At the time, Heidi believed Agnes refused to furnish proper work gear to the alley cleaners out of spite. No slickers for the rain. No boots with steel toes. No gloves. No goggles. No breathing masks. Just a broom, a shovel, and a garbage can mounted on wheels that could be pushed like a shopping cart or pulled like a child’s toy. When Heidi asked about a clean, dry place where she could store her lunch while she worked, Agnes laughed and told her to tie it to the handle of the garbage can. By week’s end, Heidi would stop packing a lunch because by her lunch break, it had absorbed the stink of the garbage and reeked too much to be edible. Six months later, after Heidi would receive the Congressional Medal of Honor and her picture would be on the cover of both news weeklies, six months later after the guest spots on two of the three morning television shows and Larry King Live, six months later after she would learn that the city was at fault, Heidi still would blame her supervisor, convinced Agnes would have withheld the equipment if she had it to withhold because she was the type of person who rejoiced in the misery of others, especially if she inflicted that misery.
A woman after my own heart, Eleanor said of Agnes.
Shut up, Eleanor!
I’m not the ogre you think I am.
You are what I remember.
With the toe of her shoe, Heidi nudged the spaniel, then wormed her shoe under the carcass and raised it off the pavement so she could slide the shovel beneath it. Lopsided from the displacement and partial liquefaction of its internal organs, the dog hung over the sides of the shovel. Its weight surprised her. As she struggled to lift it, Heidi felt a strain begin in her lower back and move down her left leg. Since the health club where she used to exercise daily canceled her membership because she had not paid her dues, physical activities previously ingrained in her muscle memory now caused twinges and aches and left her short of breath. Before she could prop the shovel on the rim of the garbage can, the carcass fell and splattered on the pavement. The spaniel’s eyes popped open, staring at her as if it were begging for a treat. Heidi thought she heard the dog panting with anticipation, but it was her mother taunting her.
Is there anything you can do right, Eleanor asked.
“Use your fucking hands, Doula.” Agnes punctuated her command with three blasts of the car horn.

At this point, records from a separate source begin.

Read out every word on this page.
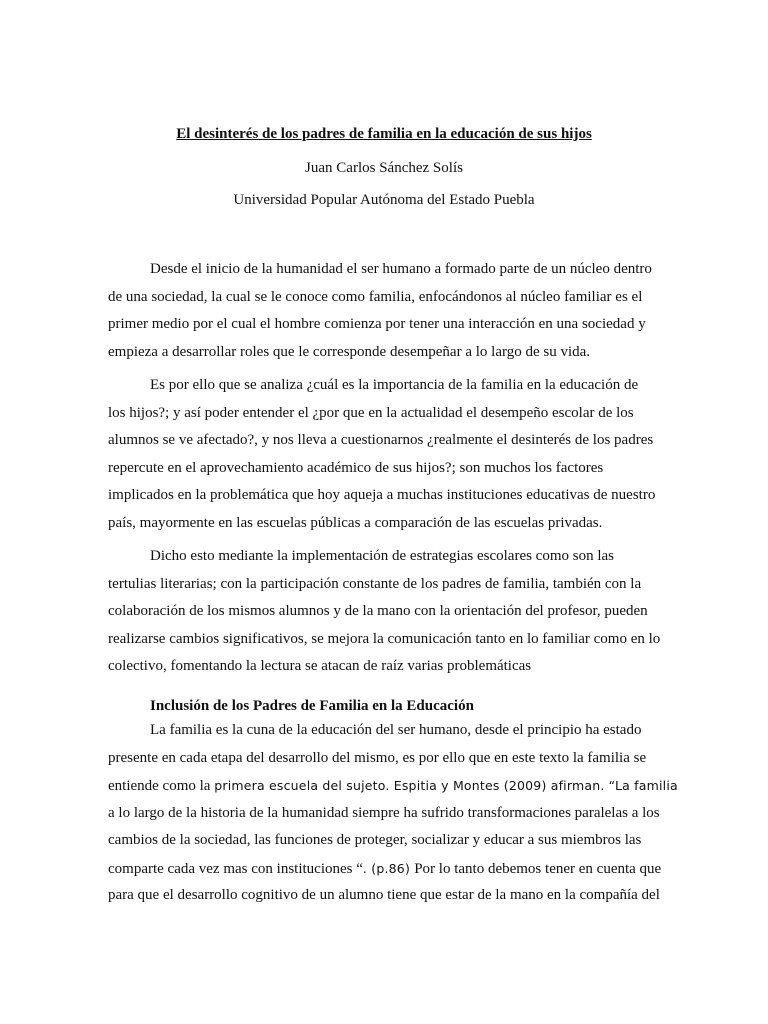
El desinterés de los padres de familia en la educación de sus hijos
Juan Carlos Sánchez Solís
Universidad Popular Autónoma del Estado Puebla
Desde el inicio de la humanidad el ser humano a formado parte de un núcleo dentro
de una sociedad, la cual se le conoce como familia, enfocándonos al núcleo familiar es el
primer medio por el cual el hombre comienza por tener una interacción en una sociedad y
empieza a desarrollar roles que le corresponde desempeñar a lo largo de su vida.
Es por ello que se analiza ¿cuál es la importancia de la familia en la educación de
los hijos?; y así poder entender el ¿por que en la actualidad el desempeño escolar de los
alumnos se ve afectado?, y nos lleva a cuestionarnos ¿realmente el desinterés de los padres
repercute en el aprovechamiento académico de sus hijos?; son muchos los factores
implicados en la problemática que hoy aqueja a muchas instituciones educativas de nuestro
país, mayormente en las escuelas públicas a comparación de las escuelas privadas.
Dicho esto mediante la implementación de estrategias escolares como son las
tertulias literarias; con la participación constante de los padres de familia, también con la
colaboración de los mismos alumnos y de la mano con la orientación del profesor, pueden
realizarse cambios significativos, se mejora la comunicación tanto en lo familiar como en lo
colectivo, fomentando la lectura se atacan de raíz varias problemáticas
Inclusión de los Padres de Familia en la Educación
La familia es la cuna de la educación del ser humano, desde el principio ha estado
presente en cada etapa del desarrollo del mismo, es por ello que en este texto la familia se
entiende como la primera escuela del sujeto. Espitia y Montes (2009) afirman. “La familia
a lo largo de la historia de la humanidad siempre ha sufrido transformaciones paralelas a los
cambios de la sociedad, las funciones de proteger, socializar y educar a sus miembros las
comparte cada vez mas con instituciones “. (p.86) Por lo tanto debemos tener en cuenta que
para que el desarrollo cognitivo de un alumno tiene que estar de la mano en la compañía del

Heidi considered shouting ‘please’, but ‘please’ had never worked with Eleanor and Heidi wasn’t in the mood for the abuse Agnes would vomit at her. Rhys Martin, Heidi’s boss at the investment bank, had never used obscene language. He was polite, a gentleman, and he addressed her as a lady, which she was. Heidi had good people skills and a facility for abstract math that made econometric equations and formulae dance. The bank’s clients praised her to Rhys Martin and to his boss and his boss’s boss. Your next raise, Rhys had hinted, will move you from the income tax tables to Schedule X. Heidi celebrated by buying a plasma screen TV and a wisp of a dress that cost about as much.
To that point, Heidi’s career at the investment bank had advanced faster than a dot com stock and, egged on by Eleanor, she spendthrifted from paycheck to paycheck. After the stock market crashed in 2007, after the Depression of 2008, the bailouts of 2009, the bank downsized her and several thousand others. On that Friday, a security guard whose uniform looked like it had been rented from a costume shop but who carried a sidearm, hovered beside her as she dumped her personal effects in a small cardboard box with her name and address stenciled on the top, bottom, and all four sides as if the care with which the investment bank prepared the box would provide her consolation. From the door, the guard watched while she folded a cashmere scarf, royal purple with her name embroidered on one end, the bank’s logo on the other, and placed it in the box beside its matching beret. After closing the first Enron limited partnership, the bank had rewarded Rhys and his staff with a trip to Quebec for Winter Carnival, the scarf and beret one of the many gifts in the goodie bags. Eleanor, like a devil that could not be exorcised, traveled with Heidi, bitching about the cold, the snow, and the ulterior motive of every man who smiled at Heidi.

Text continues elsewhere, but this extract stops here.